On Mon, Mar 23, 2009 at 7:58 PM, Adam Lindberg

> ----- "Hynek Vychodil" <> wrote:
> > If I have function like
> >
> > is_new_email(Email) ->
> >  case mnesia:dirty_read(email, Email) of
> >    []    -> ok;
> >    _Else -> email_in_use
> >  end.
> >
> > I can choose if use it as
> >
> > case is_new_email(Email) of
> >   ok -> do_something();
> >   email_in_use -> do_something_other()
> > end
> This could be rewritten with a try and a throw (as I previously showed), so
> the developer is still able to choose. It is about the same amount of code
> as a case statement. The try statement also have the benefit of being able
> to fit more lines of code in a single statement than catch can.
> >
> > or as
> >
> > ok = is_new_email(Email);
> This will still throw a badmatch when the email address is in use. I don't
> see how that is so much better than a throw. Both will go uncatched if you
> don't do anything.
> > When You trow exception, I can't choose.
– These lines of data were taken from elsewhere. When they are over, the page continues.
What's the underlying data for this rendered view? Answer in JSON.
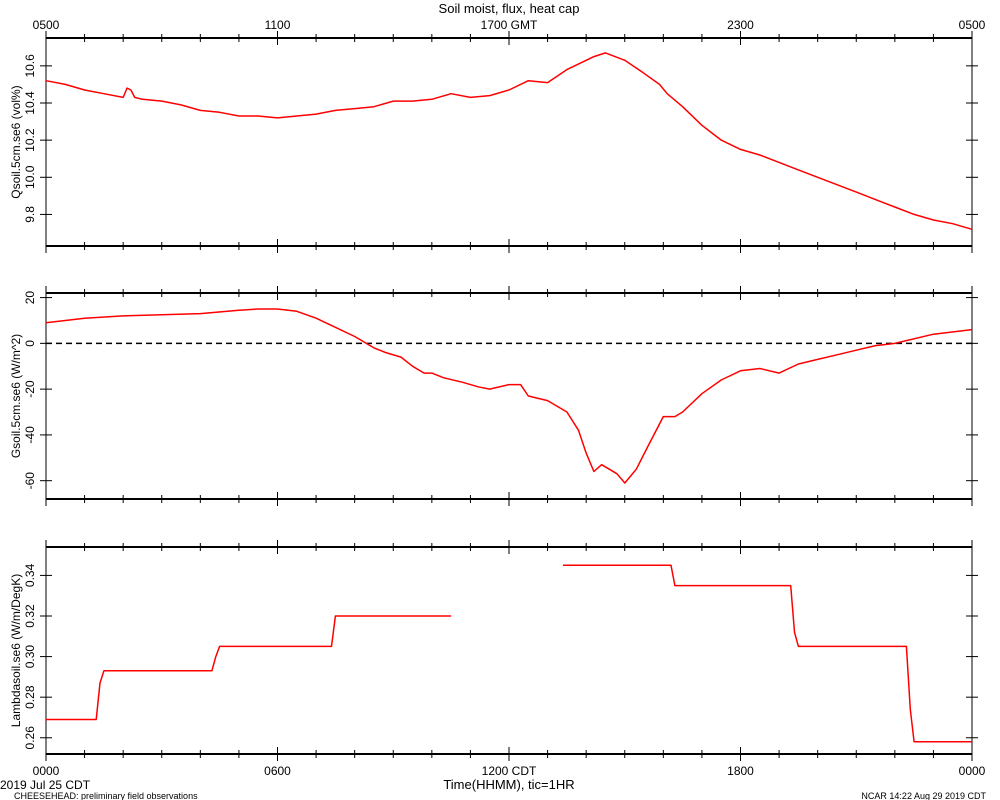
{
  "chart_data": [
    {
      "type": "line",
      "title": "Soil moist, flux, heat cap",
      "top_axis_ticks": [
        "0500",
        "1100",
        "1700 GMT",
        "2300",
        "0500"
      ],
      "ylabel": "Qsoil.5cm.se6 (vol%)",
      "ylim": [
        9.63,
        10.75
      ],
      "yticks": [
        9.8,
        10.0,
        10.2,
        10.4,
        10.6
      ],
      "ytick_labels": [
        "9.8",
        "10.0",
        "10.2",
        "10.4",
        "10.6"
      ],
      "series": [
        {
          "color": "#ff0000",
          "x": [
            0,
            0.5,
            1,
            1.5,
            2,
            2.1,
            2.2,
            2.3,
            2.5,
            3,
            3.5,
            4,
            4.5,
            5,
            5.5,
            6,
            6.5,
            7,
            7.5,
            8,
            8.5,
            9,
            9.5,
            10,
            10.5,
            11,
            11.5,
            12,
            12.5,
            13,
            13.5,
            14,
            14.2,
            14.5,
            15,
            15.5,
            15.9,
            16.1,
            16.5,
            17,
            17.5,
            18,
            18.5,
            19,
            19.5,
            20,
            20.5,
            21,
            21.5,
            22,
            22.5,
            23,
            23.5,
            24
          ],
          "y": [
            10.52,
            10.5,
            10.47,
            10.45,
            10.43,
            10.48,
            10.47,
            10.43,
            10.42,
            10.41,
            10.39,
            10.36,
            10.35,
            10.33,
            10.33,
            10.32,
            10.33,
            10.34,
            10.36,
            10.37,
            10.38,
            10.41,
            10.41,
            10.42,
            10.45,
            10.43,
            10.44,
            10.47,
            10.52,
            10.51,
            10.58,
            10.63,
            10.65,
            10.67,
            10.63,
            10.56,
            10.5,
            10.45,
            10.38,
            10.28,
            10.2,
            10.15,
            10.12,
            10.08,
            10.04,
            10.0,
            9.96,
            9.92,
            9.88,
            9.84,
            9.8,
            9.77,
            9.75,
            9.72
          ]
        }
      ]
    },
    {
      "type": "line",
      "ylabel": "Gsoil.5cm.se6 (W/m^2)",
      "ylim": [
        -68,
        22
      ],
      "yticks": [
        -60,
        -40,
        -20,
        0,
        20
      ],
      "ytick_labels": [
        "-60",
        "-40",
        "-20",
        "0",
        "20"
      ],
      "reference_line": 0,
      "series": [
        {
          "color": "#ff0000",
          "x": [
            0,
            1,
            2,
            3,
            4,
            5,
            5.5,
            6,
            6.5,
            7,
            7.5,
            8,
            8.5,
            8.8,
            9.2,
            9.5,
            9.8,
            10,
            10.3,
            10.8,
            11.2,
            11.5,
            12,
            12.3,
            12.5,
            13,
            13.5,
            13.8,
            14,
            14.2,
            14.4,
            14.6,
            14.8,
            15,
            15.3,
            15.6,
            16,
            16.3,
            16.5,
            17,
            17.5,
            18,
            18.5,
            19,
            19.5,
            20,
            20.5,
            21,
            21.5,
            22,
            23,
            24
          ],
          "y": [
            9,
            11,
            12,
            12.5,
            13,
            14.5,
            15,
            15,
            14,
            11,
            7,
            3,
            -2,
            -4,
            -6,
            -10,
            -13,
            -13,
            -15,
            -17,
            -19,
            -20,
            -18,
            -18,
            -23,
            -25,
            -30,
            -38,
            -48,
            -56,
            -53,
            -55,
            -57,
            -61,
            -55,
            -45,
            -32,
            -32,
            -30,
            -22,
            -16,
            -12,
            -11,
            -13,
            -9,
            -7,
            -5,
            -3,
            -1,
            0,
            4,
            6
          ]
        }
      ]
    },
    {
      "type": "line",
      "ylabel": "Lambdasoil.se6 (W/m/DegK)",
      "xlabel": "Time(HHMM), tic=1HR",
      "xticks": [
        "0000",
        "0600",
        "1200 CDT",
        "1800",
        "0000"
      ],
      "ylim": [
        0.252,
        0.354
      ],
      "yticks": [
        0.26,
        0.28,
        0.3,
        0.32,
        0.34
      ],
      "ytick_labels": [
        "0.26",
        "0.28",
        "0.30",
        "0.32",
        "0.34"
      ],
      "series": [
        {
          "color": "#ff0000",
          "segments": [
            {
              "x": [
                0,
                1.3,
                1.4,
                1.5,
                4.3,
                4.4,
                4.5,
                7.4,
                7.5,
                10.5
              ],
              "y": [
                0.269,
                0.269,
                0.287,
                0.293,
                0.293,
                0.3,
                0.305,
                0.305,
                0.32,
                0.32
              ]
            },
            {
              "x": [
                13.4,
                16.2,
                16.3,
                19.3,
                19.4,
                19.5,
                22.3,
                22.4,
                22.5,
                24
              ],
              "y": [
                0.345,
                0.345,
                0.335,
                0.335,
                0.312,
                0.305,
                0.305,
                0.274,
                0.258,
                0.258
              ]
            }
          ]
        }
      ]
    }
  ],
  "footer": {
    "date_label": "2019 Jul 25 CDT",
    "project_label": "CHEESEHEAD: preliminary field observations",
    "credit_label": "NCAR 14:22 Aug 29 2019 CDT"
  }
}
> > Don't make assumptions about what the caller will do with the results
> > of a
> > function (http://www.erlang.se/doc/programming_rules.shtml#HDR3)
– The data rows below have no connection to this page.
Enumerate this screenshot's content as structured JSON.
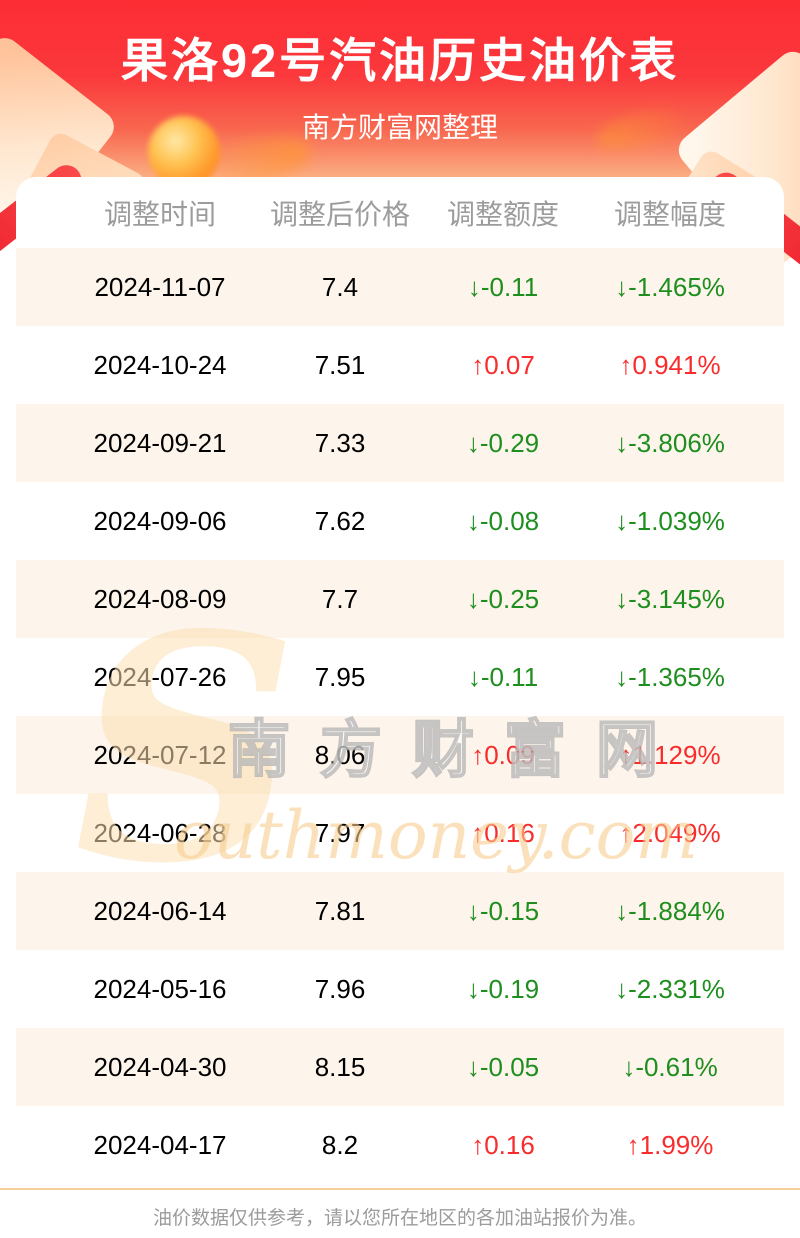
{
  "header": {
    "title": "果洛92号汽油历史油价表",
    "subtitle": "南方财富网整理"
  },
  "table": {
    "columns": [
      "调整时间",
      "调整后价格",
      "调整额度",
      "调整幅度"
    ],
    "arrow_up": "↑",
    "arrow_down": "↓",
    "rows": [
      {
        "date": "2024-11-07",
        "price": "7.4",
        "change": "-0.11",
        "percent": "-1.465%",
        "direction": "down"
      },
      {
        "date": "2024-10-24",
        "price": "7.51",
        "change": "0.07",
        "percent": "0.941%",
        "direction": "up"
      },
      {
        "date": "2024-09-21",
        "price": "7.33",
        "change": "-0.29",
        "percent": "-3.806%",
        "direction": "down"
      },
      {
        "date": "2024-09-06",
        "price": "7.62",
        "change": "-0.08",
        "percent": "-1.039%",
        "direction": "down"
      },
      {
        "date": "2024-08-09",
        "price": "7.7",
        "change": "-0.25",
        "percent": "-3.145%",
        "direction": "down"
      },
      {
        "date": "2024-07-26",
        "price": "7.95",
        "change": "-0.11",
        "percent": "-1.365%",
        "direction": "down"
      },
      {
        "date": "2024-07-12",
        "price": "8.06",
        "change": "0.09",
        "percent": "1.129%",
        "direction": "up"
      },
      {
        "date": "2024-06-28",
        "price": "7.97",
        "change": "0.16",
        "percent": "2.049%",
        "direction": "up"
      },
      {
        "date": "2024-06-14",
        "price": "7.81",
        "change": "-0.15",
        "percent": "-1.884%",
        "direction": "down"
      },
      {
        "date": "2024-05-16",
        "price": "7.96",
        "change": "-0.19",
        "percent": "-2.331%",
        "direction": "down"
      },
      {
        "date": "2024-04-30",
        "price": "8.15",
        "change": "-0.05",
        "percent": "-0.61%",
        "direction": "down"
      },
      {
        "date": "2024-04-17",
        "price": "8.2",
        "change": "0.16",
        "percent": "1.99%",
        "direction": "up"
      }
    ]
  },
  "watermark": {
    "initial": "S",
    "cn": "南方财富网",
    "en": "outhmoney.com"
  },
  "footer": {
    "note": "油价数据仅供参考，请以您所在地区的各加油站报价为准。"
  },
  "colors": {
    "banner_top": "#fc2d34",
    "banner_bottom": "#fbb286",
    "up_red": "#f92b2b",
    "down_green": "#1e8e1e",
    "alt_row_bg": "#fdf4ec",
    "divider_tan": "#f6cf9b",
    "muted_text": "#9c9c9c"
  }
}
> Like I said, there is no big difference. I just like throw since it allows
> for bigger flexibility when combining several statements.
> In the end, I guess it is a matter of taste and style.
> Cheers,
> Adam

1/ Exception costs more than checking return value. In most cases it will
not be issues but you can't assume that it will not be. When it happen, your
code is less flexible.
2/ Flexibility is throw out when I want code like: is_new_email(Email1),
Now I can't distinguish which one Email is wrong without catching throw in
each statement. With my code it is easy:
{ok, first_one} = {is_new_email(Email1), first_one},
{ok, second_one} = {is_new_email(Email2), second_one}.
Again, your code is less flexible.

Throwing exception when it is not necessary is less flexible. I can easily
turn return value to exception but opposite way is harder. Explicit throwing
exception *is* slower and less flexible!